Medyadaki Can Demir ...<333

Sabah uyandığımda gözlerimi açmamıştım ve tanıdık bir ses yankılandı odamda " Ne zaman uyanacak?" Azra'ydı bu ve sesi telaşlı çıkıyordu. Ahh tabi ya tahmin ettiğim gibi hasta olmuştum. Yanlarında tanımadığını biri daha vardı. Ve " Ateşi düştü çok ciddi birşey değil ama yinede  bugün okula gitmese daha iyi olur. Birazdan da uyanır zaten geçmiş olsun." dedi ve odadan çıktığını ayak seslerinden duyabiliyordum. " Buyrun ben sizi geçireyim." diyende Buse idi. Bir el alnıma kondu ve " Ah canım gecenin bir vakti dışarda ne işin vardı bide yağmurun altında niye taksiyle gelmedin sanki?"dedi ve devam etti. "Babanı çağırsam iyi olucak." dedi ve ben anında gözlerimi açarak "Hayır o adamı görmek istemiyorum lütfen çağırma." dedim yalvarırcasına. Oda anında " Tamam canım sakin ol çağırmıyorum babanı sakin ol" o böyle konuşurken tekrar gözlerimi kapatmıştım ve " O adam benim babam değil" diye tekrar ediyordum. "Tamam canım o adam senin baban değil ve buraya gelmeyecek sakin ol ve uyumaya devam et." deyip  alnımı öptü ve odadan çıktı. Her ne kadar uyumaya çalışsamda uyuyamamıştım. Aklıma Gökhan geldi ve bugün onun yanına gidemeyecektim.

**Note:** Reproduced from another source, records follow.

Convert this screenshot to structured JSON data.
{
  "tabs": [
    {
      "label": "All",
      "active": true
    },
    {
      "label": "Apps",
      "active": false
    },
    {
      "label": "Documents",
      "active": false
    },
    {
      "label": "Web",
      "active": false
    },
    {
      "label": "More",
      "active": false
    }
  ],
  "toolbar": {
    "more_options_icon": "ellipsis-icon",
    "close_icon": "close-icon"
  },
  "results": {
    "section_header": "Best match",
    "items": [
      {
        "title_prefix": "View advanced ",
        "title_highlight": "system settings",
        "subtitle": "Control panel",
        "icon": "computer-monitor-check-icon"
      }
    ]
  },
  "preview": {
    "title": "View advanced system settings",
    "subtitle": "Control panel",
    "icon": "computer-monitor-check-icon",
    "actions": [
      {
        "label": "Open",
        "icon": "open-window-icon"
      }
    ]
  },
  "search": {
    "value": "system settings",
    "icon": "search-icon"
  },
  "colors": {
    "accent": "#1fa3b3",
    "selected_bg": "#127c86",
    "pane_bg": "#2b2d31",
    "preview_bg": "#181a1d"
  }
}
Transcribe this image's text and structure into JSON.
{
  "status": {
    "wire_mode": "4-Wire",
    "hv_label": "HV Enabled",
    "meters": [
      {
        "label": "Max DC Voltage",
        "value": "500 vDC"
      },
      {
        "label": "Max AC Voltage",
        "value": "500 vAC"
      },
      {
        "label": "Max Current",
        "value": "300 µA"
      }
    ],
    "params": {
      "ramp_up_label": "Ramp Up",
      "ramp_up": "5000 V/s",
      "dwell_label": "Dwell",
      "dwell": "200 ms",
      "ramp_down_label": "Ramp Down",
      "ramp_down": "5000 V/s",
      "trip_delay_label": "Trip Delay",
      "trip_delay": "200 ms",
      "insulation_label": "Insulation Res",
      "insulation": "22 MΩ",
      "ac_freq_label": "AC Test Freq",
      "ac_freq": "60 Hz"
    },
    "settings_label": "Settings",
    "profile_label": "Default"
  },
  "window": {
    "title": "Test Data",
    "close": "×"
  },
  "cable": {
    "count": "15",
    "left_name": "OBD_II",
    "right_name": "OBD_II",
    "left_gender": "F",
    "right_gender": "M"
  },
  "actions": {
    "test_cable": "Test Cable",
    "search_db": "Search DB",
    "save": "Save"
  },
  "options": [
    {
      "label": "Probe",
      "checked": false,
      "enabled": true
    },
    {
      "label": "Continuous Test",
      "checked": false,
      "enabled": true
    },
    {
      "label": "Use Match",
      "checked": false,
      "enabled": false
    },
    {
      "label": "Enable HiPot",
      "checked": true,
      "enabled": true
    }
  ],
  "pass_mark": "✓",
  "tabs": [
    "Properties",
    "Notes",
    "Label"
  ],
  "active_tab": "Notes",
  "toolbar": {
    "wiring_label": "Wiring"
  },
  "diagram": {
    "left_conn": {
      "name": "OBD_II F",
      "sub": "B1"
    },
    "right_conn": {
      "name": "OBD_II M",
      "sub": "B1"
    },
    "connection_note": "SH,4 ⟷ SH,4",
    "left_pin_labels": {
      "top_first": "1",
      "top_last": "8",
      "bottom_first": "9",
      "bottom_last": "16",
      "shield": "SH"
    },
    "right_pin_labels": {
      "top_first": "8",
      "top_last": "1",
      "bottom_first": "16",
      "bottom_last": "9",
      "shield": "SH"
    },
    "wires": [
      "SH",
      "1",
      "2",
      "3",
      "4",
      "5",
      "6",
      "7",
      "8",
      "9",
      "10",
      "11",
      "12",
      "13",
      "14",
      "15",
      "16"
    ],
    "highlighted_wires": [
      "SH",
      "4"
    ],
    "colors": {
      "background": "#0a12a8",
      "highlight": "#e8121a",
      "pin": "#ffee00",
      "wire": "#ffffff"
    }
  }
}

Haber vermem gerektiğini anlayıp Gökhan'ın numarasını tuşladım ve görüntülü aradım çünkü o konuşamıyor. İlk çalışda açıldı ve Gökhan görüş alanıma girdi. "Gökhan ben bugün gelemeyeceğim kusura bakma hasta oldum. Okulada gidemedim zaten, bir haber veriyim dedim." ve Gökhan elleri ile "Önemli değil geçmiş olsun canım erkenden iyileşmeye bak özletme kendini dedi." bende "Teşekkür ederim Gökhan korkma yarın yine başının etini yemeye geleceğim." dedim ve güldüm. Oda gülmeme karşılık verdi ve eliyle "BB çabuk iyileş tatlı cadı." dedi ve kapattı. Gökhan bana herzaman tatlı cadı derdi. Bende ona tamam yakışıklı derdim. Çünkü gerçekten çok yakışıklıydı.Ve bu isim ona çok yakışıyordu. Yine yüzümü güldürmüştü bu halde bile. Bu çocuğu bu yüzden seviyordum gerçekten iyi bir dosttu ve ömrümün sonunda kadarda öyle kalmasını umut ediyordum.
   Akşam olmuştu. Ve sıkıntıdan patlayacak gibiydim şuandada bir yanımda Buse diğer yanımda Azra vardı ve film izliyorduk. Daha doğrusu onlar izliyorlardı. Ben ise telefonumla uğraşıyordum. Bir an kapı çaldı ve ben tam kalkacakken Azra kolumu tuttu. Ve 'ben bakarım otur sen' bakışını atıp oturtturdu. Ve kalkıp kapıyı açtı. Kapıyı açmasıyla Gökhan içeri daldı.  Şaşırmıştım. Onun burada ne işi vardı. Acaba kizlar mı çağırdı diye içimden geçirirken boynuna atladım ve kokusunu içime  çekerek "Senin burda ne işin var neden geldin ve nasıl geldin." dedim oda geri çekilerek elleri ile "Arkadaşımı ziyarete geldim ama istersen gidebilirim ve gördüğün gibi kuzenimle geldim."  dedi arkasındaki çocuğu göstererek arkasındaki çocuğu baktığımda şaşırmıştım.  Ne yanı Can Gökhan'ın kuzenimiydi. "Can!!" dedim şaşırmış halimi belli ederek. Oda şaşırmışa benziyordu nede olsa okulun en ezik kızıydım. Ve onun kuzeninin arkadaşıydım. Ellerini ensesine götürerek " Şey ımm merhaba Defne senin olduğunu bilmiyordum bana da sürpriz oldu bu arada geçmiş olsun." dedi ve elini uzattı ben bu hareketine daha da çok şaşırarak ellerine baktım ne yani benimle elmi sıkışmak istiyordu. Ben düşüncelerimle boğuşurken "ımm sıkmayacak mısın elimi?" dedi ve bende yüzüne baktığımda oda gerçekten ne yaptığı hakkında şaşırmıştı. Sonra elini sıktım ve salona geçtik.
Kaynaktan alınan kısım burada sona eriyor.